During the campaign, the organizing committee was primarily composed of the three people who did the vast majority on the ground organizing work, Elliot, Chazio, and myself. Elliot had some previous salting experience with UFCW which gave us some initial direction, but as the campaign progressed we were mostly improvising. The strategy was simple; we diligently mapped the store every week, met to identify some targets for each of us, and then talked with our targets until they agreed that unionizing sounded like a good idea. We usually didn’t ask employees to help out directly or make any extra commitments and generally approached every conversation as an attempt to make unionizing seem as easy and non-threatening as possible. Our organizing conversations were unstructured, often even covert. We wanted to ambush workers with our intentions and keep them secret for as long as possible. Once we introduced cards (roughly June 2023), the goal was just to get the employee to sign the card; no other concrete asks were made. I imagine this is what most improvised retail organizing campaigns look like, but readers familiar with any kind of “deep organizing” strategy will recognize the weaknesses of this approach. By not asking our coworkers to contribute much to the union effort, they didn’t give much back. It establishes a bureaucratic union culture; a union is something that other people do, not something all workers build themselves.

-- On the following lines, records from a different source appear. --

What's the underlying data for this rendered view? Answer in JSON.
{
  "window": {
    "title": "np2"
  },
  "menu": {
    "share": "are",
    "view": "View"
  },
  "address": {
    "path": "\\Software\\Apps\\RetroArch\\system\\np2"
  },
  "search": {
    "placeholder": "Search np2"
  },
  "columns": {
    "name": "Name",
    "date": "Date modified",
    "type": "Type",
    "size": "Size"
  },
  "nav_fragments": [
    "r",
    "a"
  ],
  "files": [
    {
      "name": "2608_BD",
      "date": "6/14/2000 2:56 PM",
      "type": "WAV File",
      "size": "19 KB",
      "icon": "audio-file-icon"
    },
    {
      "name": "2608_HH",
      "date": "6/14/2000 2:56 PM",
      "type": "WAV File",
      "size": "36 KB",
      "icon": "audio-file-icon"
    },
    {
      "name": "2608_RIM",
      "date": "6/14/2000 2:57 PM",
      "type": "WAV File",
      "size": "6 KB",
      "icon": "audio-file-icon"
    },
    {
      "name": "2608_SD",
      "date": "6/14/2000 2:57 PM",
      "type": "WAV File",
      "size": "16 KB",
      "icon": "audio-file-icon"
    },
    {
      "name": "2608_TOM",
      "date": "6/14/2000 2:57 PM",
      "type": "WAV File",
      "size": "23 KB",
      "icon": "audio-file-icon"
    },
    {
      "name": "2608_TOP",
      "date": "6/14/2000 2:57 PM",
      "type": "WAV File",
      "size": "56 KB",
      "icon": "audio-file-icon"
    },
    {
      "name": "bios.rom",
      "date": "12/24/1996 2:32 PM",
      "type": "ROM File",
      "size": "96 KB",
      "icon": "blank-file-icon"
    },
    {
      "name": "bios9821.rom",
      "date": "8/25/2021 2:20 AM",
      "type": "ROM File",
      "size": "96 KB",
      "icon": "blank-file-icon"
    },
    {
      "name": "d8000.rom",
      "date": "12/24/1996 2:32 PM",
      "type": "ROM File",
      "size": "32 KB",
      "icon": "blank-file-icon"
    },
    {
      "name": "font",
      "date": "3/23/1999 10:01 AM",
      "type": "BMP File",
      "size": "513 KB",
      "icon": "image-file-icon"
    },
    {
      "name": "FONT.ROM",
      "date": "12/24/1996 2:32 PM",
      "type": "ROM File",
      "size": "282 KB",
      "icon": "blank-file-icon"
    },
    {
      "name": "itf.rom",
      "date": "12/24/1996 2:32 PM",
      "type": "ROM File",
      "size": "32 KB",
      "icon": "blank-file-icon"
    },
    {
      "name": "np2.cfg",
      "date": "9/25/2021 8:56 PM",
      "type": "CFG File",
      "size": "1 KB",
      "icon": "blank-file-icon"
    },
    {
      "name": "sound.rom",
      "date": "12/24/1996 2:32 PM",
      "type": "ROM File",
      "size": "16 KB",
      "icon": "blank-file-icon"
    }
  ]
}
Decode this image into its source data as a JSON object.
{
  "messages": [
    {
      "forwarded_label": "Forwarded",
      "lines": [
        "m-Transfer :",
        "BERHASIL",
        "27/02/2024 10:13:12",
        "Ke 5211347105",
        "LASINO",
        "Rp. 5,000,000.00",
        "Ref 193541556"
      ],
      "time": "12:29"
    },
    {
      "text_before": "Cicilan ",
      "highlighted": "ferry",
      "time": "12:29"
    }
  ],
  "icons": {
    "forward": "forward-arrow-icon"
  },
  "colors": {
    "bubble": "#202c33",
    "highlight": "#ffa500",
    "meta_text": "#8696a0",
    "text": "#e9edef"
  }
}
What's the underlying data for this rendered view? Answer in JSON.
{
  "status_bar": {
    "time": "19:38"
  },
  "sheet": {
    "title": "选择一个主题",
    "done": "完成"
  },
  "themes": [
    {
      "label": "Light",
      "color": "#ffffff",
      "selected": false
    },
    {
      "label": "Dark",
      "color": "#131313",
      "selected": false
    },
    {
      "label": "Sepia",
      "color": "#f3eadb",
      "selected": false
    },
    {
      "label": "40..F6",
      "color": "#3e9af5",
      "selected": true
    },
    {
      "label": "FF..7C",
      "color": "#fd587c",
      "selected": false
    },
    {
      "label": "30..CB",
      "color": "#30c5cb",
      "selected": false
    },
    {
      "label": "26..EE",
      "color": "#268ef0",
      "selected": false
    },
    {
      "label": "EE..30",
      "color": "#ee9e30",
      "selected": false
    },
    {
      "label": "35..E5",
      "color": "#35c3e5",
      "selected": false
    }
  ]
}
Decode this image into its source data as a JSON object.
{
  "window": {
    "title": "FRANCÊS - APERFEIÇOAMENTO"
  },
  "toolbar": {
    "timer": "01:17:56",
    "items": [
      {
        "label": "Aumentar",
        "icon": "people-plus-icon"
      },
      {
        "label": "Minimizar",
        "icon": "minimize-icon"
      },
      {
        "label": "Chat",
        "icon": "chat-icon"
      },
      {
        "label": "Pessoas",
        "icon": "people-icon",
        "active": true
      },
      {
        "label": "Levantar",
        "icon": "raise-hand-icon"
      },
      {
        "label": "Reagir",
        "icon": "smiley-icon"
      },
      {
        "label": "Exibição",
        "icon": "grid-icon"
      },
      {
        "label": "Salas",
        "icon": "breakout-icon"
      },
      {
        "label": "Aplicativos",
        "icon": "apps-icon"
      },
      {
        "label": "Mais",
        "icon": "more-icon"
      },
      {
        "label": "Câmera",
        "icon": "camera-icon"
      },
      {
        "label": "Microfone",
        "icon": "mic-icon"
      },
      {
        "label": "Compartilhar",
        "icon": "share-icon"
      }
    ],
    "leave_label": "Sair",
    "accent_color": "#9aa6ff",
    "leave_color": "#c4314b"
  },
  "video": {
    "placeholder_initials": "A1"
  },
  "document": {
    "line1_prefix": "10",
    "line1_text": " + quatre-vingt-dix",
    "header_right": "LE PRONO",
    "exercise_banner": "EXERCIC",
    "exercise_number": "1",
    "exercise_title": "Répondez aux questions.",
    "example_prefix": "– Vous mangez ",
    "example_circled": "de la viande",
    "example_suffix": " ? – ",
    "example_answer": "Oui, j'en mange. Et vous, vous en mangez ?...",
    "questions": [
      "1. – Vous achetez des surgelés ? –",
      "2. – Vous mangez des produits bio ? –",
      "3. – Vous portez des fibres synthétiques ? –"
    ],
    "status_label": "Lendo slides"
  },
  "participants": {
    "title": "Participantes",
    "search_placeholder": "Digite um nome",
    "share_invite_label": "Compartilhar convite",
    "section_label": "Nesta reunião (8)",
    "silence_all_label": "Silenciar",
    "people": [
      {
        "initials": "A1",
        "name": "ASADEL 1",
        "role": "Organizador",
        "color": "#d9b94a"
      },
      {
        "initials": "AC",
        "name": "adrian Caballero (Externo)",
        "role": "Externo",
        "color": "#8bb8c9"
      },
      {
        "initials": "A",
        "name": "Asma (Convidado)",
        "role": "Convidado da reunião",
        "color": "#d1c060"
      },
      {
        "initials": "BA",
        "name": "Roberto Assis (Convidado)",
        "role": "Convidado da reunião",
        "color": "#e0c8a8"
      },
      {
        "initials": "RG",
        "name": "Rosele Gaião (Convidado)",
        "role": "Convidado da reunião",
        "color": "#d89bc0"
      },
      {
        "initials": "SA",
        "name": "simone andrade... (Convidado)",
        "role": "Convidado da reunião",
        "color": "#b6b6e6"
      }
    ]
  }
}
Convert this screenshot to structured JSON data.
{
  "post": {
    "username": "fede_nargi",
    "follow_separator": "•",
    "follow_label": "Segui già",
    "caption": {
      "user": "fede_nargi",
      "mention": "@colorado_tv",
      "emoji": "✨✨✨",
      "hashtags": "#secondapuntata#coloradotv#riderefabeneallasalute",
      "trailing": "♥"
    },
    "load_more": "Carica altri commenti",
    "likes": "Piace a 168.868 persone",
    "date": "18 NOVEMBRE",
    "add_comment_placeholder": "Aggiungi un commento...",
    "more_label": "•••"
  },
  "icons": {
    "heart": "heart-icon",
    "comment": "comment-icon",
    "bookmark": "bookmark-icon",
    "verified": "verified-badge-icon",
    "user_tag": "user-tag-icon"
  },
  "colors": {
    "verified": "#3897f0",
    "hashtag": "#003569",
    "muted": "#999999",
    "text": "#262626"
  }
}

As I learned more about rank and file organizing strategy, I grew concerned we had fundamentally undermined our base’s perspective, but couldn’t imagine how we could organize more deeply in the context of our greatest obstacle, over 100% annual turnover. Our most consistent and difficult roadblock was the obvious material incentive of nearly all employees at WinCo; to quit immediately and get any of the readily available, higher paid jobs in the area. 70% of employees at WinCo #142 don’t make it 90 days. A deeper organizing strategy was (incidentally) used with more veteran employees, but simply was not possible with the vast majority of WinCo workers. When we asked people to invest in a project like an extended union drive, they were intrigued and positive about the concept, but would almost always just quit a few days later.
A rule of thumb in Jane McAlevey’s deeper organizing strategy is that an organizer spends the majority of their time talking to people who don’t already agree with or support the union. I would say this is maybe one of the only things we did right, but most of the unconvinced workers in our workplace aren't veteran workers in the “biggest, worst” areas of the shop with a preexisting negative understanding of the union, as McAlevey describes. At WinCo, unorganized workers are always the great, constantly changing mass of the store that’s in their first 90 days of employment, likely about to quit, and with no understanding of the union drive. They would only ever care about our union if we could make it easy and fast, since on top of competing with management’s counter-organizing, we were also competing against every grocery job listing in the Salt Lake valley.
This isn’t to say we were consciously applying this analysis and developing a broader strategy to accommodate for what we were lacking; we were improvising in a desperate attempt to get over the finish line. That being said, by taking on the work ourselves and staying shallow to cover more ground, we were able to win the NLRB election in these unfavorable conditions. The margins were not great: We had nearly 40 employees absentee and only won with 42 votes for Teamsters, 27 against; but we had won.
As a result, I would not change much about the general shape of our campaign strategy, because it was probably impossible to win any other way with the tools we had. However, our lack of understanding of the weaknesses we developed meant we couldn’t account for them after the victory. In my next article, I want to explore how these weaknesses manifested, and then speculate on how we could have prepared the shop for an immediate post-election labor action strategy, in the context of my conclusion that a deeper organizing strategy was not possible with most workers.